The report named The Evolving ETF: Advisor Use of Exchange-Traded Funds in Client Portfolios, conducted a survey of greater than 1500 advisors all over the world. It noted that more than two thirds of advisors (68 percent) who utilise ETFs have plans to dial up their usage of ETFS in the coming twelve months. Fifty-five percent of advisors reported that more than half of their existing client portfolios already contain ETFs.
The report discovered that ETF usage in portfolios is pivotal among the Greatest Generation and the Baby Boomer demographic groups as investors have become knowledgeable regarding the options available in the ETF asset class and the cost efficiency that the ETFs facilitate. 64% of advisors use ETFs as a core strategy in their client’s investment portfolios because they believe that ETFs will assist clients in accomplishing their financial objectives.
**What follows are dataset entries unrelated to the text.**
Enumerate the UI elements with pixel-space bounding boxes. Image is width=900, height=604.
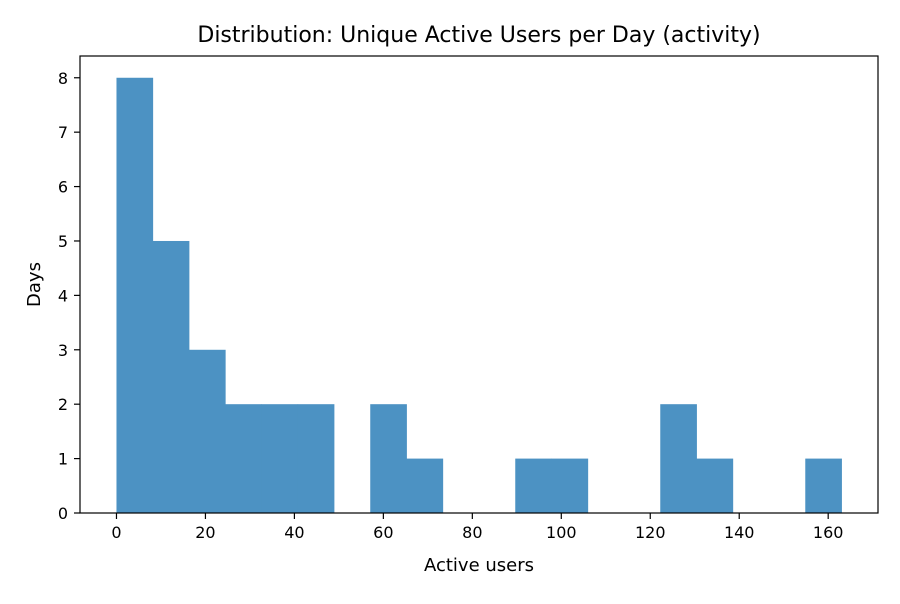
histogram-bar xyxy=(805,458,842,513)
plot-frame xyxy=(79,55,879,514)
histogram-bar xyxy=(297,404,335,513)
histogram-bar xyxy=(261,404,299,513)
x-tick-label: 0 xyxy=(111,523,121,542)
y-tick-label: 4 xyxy=(58,286,68,305)
histogram-bar xyxy=(188,349,226,513)
x-axis-label: Active users xyxy=(424,555,534,576)
x-tick-label: 40 xyxy=(284,523,304,542)
histogram-bar xyxy=(370,404,407,513)
y-axis: 0 1 2 3 4 5 6 7 8 xyxy=(58,69,80,523)
histogram-bar xyxy=(515,458,552,513)
x-tick-label: 100 xyxy=(546,523,577,542)
x-tick-label: 120 xyxy=(635,523,666,542)
y-tick-label: 7 xyxy=(58,123,68,142)
y-tick-label: 1 xyxy=(58,450,68,469)
histogram-bar xyxy=(225,404,262,513)
x-tick-label: 160 xyxy=(813,523,844,542)
histogram-bar xyxy=(660,404,697,513)
histogram-bar xyxy=(152,240,190,513)
x-tick-label: 140 xyxy=(724,523,755,542)
bars-group xyxy=(116,77,842,513)
y-tick-label: 5 xyxy=(58,232,68,251)
x-tick-label: 20 xyxy=(195,523,215,542)
chart-title: Distribution: Unique Active Users per Da… xyxy=(197,23,760,48)
histogram-bar xyxy=(696,458,734,513)
y-tick-label: 6 xyxy=(58,178,68,197)
histogram-bar xyxy=(116,77,154,513)
histogram-bar xyxy=(551,458,589,513)
y-tick-label: 2 xyxy=(58,395,68,414)
histogram-bar xyxy=(406,458,444,513)
y-tick-label: 3 xyxy=(58,341,68,360)
y-axis-label: Days xyxy=(24,262,45,307)
x-tick-label: 80 xyxy=(462,523,482,542)
x-axis: 0 20 40 60 80 100 120 140 160 xyxy=(111,513,843,542)
y-tick-label: 0 xyxy=(58,504,68,523)
x-tick-label: 60 xyxy=(373,523,393,542)
y-tick-label: 8 xyxy=(58,69,68,88)
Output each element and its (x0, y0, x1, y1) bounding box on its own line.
When it comes to choosing ETFs for a portfolio, the report found that “performance is most important (43 percent) and the provider’s brand recognition is least important (2 percent).” When it comes to ETF selection, the expense ratio, the bid-ask spread, and the investment strategy or investment sector were important 26%, 15%, and 14% of the time, respectively.
Justin Fay, a director for alternative investments and ETFs at Pershing, reported “ETFs can be a particularly attractive investment option for advisors, offering customizable solutions and potentially lower-cost access to markets, countries and sectors than many other comparable investment vehicles. While the registered investment advisor executives (RIA) channel continues to dominate in terms of ETF use, we are seeing increased adoption across other channels, particularly independent broker-dealers who are implementing ETFs more frequently within portfolios, and this trend is expected to continue.”
PricewaterhouseCoopers forecasts, “global ETF assets to reach $5 trillion by 2020, 6 up significantly from $3.07 trillion at the end of March 2016.” Given newer ETF products such as smart beta ETFs, Matthew Forester, chief investment officer for Lockwood Advisors suggests that, “They are a technological and legal evolution in packaging investment returns. Newer, quasi-active ETFs, sometimes called smart beta ETFs, challenge active managers to compete on performance, return to risk ratios or both.”
ETFs have become extremely attractive to investors due to the cost efficiencies, growing investor awareness about this asset class, ETFs ability to provide access to new markets, increased transparency of holds, and the readily available digital advice on ETFs. Investors, advisors, and portfolio managers should strongly consider investing in ETFs to enjoy the aforementioned benefits in addition to the diversification, leveraging, liquidity, and large range of investment strategies and opportunities that ETFs based on different financial instruments can provide investors.
Deborah Fuhr, co-founder and managing partner with London-based ETF research and consultancy firm ETFGI LLC, suggests that ETFs have risen to prominence given “Most allow for index exposures, as it is hard to find consistent, active, alpha managers”. “It’s hard to find active managers anywhere in the world that consistently outperform”.